After making stops in Billings, Bozeman, and Helena, my final stop in Montana before heading west into Idaho and Washington was Missoula. I only ended up booking two nights in Missoula because hotel prices were high and there wasn’t much availability for my special promotional discounted rate that I’m eligible for.

On the day I made the two-hour drive from Helena to Missoula, I made a stop at the “M” Trail on the eastern side of Missoula to get in a quick hike during the time I had before check-in for my next hotel was available.

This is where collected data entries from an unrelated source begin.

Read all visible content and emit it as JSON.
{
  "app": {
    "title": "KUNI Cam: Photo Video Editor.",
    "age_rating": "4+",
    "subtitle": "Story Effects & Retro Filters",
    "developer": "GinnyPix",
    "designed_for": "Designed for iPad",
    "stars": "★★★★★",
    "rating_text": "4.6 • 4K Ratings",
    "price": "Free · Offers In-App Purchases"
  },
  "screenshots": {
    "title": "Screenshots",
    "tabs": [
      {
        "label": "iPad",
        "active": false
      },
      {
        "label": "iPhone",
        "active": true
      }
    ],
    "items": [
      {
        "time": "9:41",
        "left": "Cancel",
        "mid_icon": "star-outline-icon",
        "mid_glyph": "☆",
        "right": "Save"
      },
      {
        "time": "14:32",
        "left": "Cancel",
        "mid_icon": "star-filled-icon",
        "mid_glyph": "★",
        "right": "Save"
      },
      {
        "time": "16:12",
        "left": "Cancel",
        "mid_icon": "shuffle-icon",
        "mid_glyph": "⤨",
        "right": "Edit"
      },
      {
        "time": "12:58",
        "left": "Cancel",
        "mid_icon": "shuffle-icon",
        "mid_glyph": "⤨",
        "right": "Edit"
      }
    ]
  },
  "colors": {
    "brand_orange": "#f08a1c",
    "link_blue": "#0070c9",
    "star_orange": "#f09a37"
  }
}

The trailhead is in the University of Montana campus, but I was able to get free parking in a lot on Campus Drive near the police department because I hiked on a Sunday, and restricted parking is not enforced on weekends. The trail itself is a series of fourteen switchbacks leading straight up to the big, white “M.” Because of the steep incline being built on the side of a mountain, there were nice views of Missoula on the way up, which progressively got better the higher I went.

The actual “M” itself appeared to be made out of some sort of stone (or possibly concrete?) painted white. I’m suspecting it could be concrete because it appears to have been molded into that shape (rather than assembled from smaller pieces), because I noticed that there was some writing engraved into the “M” in some areas.

The “M” isn’t the summit of this mountain—the summit was still a way’s away at the peak of University Mountain—but I hadn’t eaten enough that day and wasn’t prepared for a longer hike, so I decided to stop at the “M.” This was still plenty high enough to get amazing views of all of Missoula, as well as East Missoula and the interstate I took alongside Clark Fork River to get to Missoula.

And of course, with my luck with weather, it looked like some pretty gnarly storm clouds were fast approaching, so I hurried my way back down as to not get rained on or randomly struck by lightning.

The total hike was only a mile and a half, but the grade was high enough that it would leave me winded after doing a few switchbacks. My GPS tracker shows that I hiked 1.64 miles (2.64 kilometers), but I believe only about 1.2 miles of that was part of the straight ascent up and descent down; the rest was relatively flat as I went around to the other side to get another angle of the view. The total elevation gain ended up being around 650 feet (198 meters).

I’m looking at some of my past hikes, and I think this might actually be the highest intensity of incline that I’ve climbed. This comes out to an average of about 107 feet climbed every tenth of a mile, while I believe my previous steepest hike was Ensign Peak, north of the Capitol Hill district in Salt Lake City, Utah, at 94 feet climbed every tenth of a mile.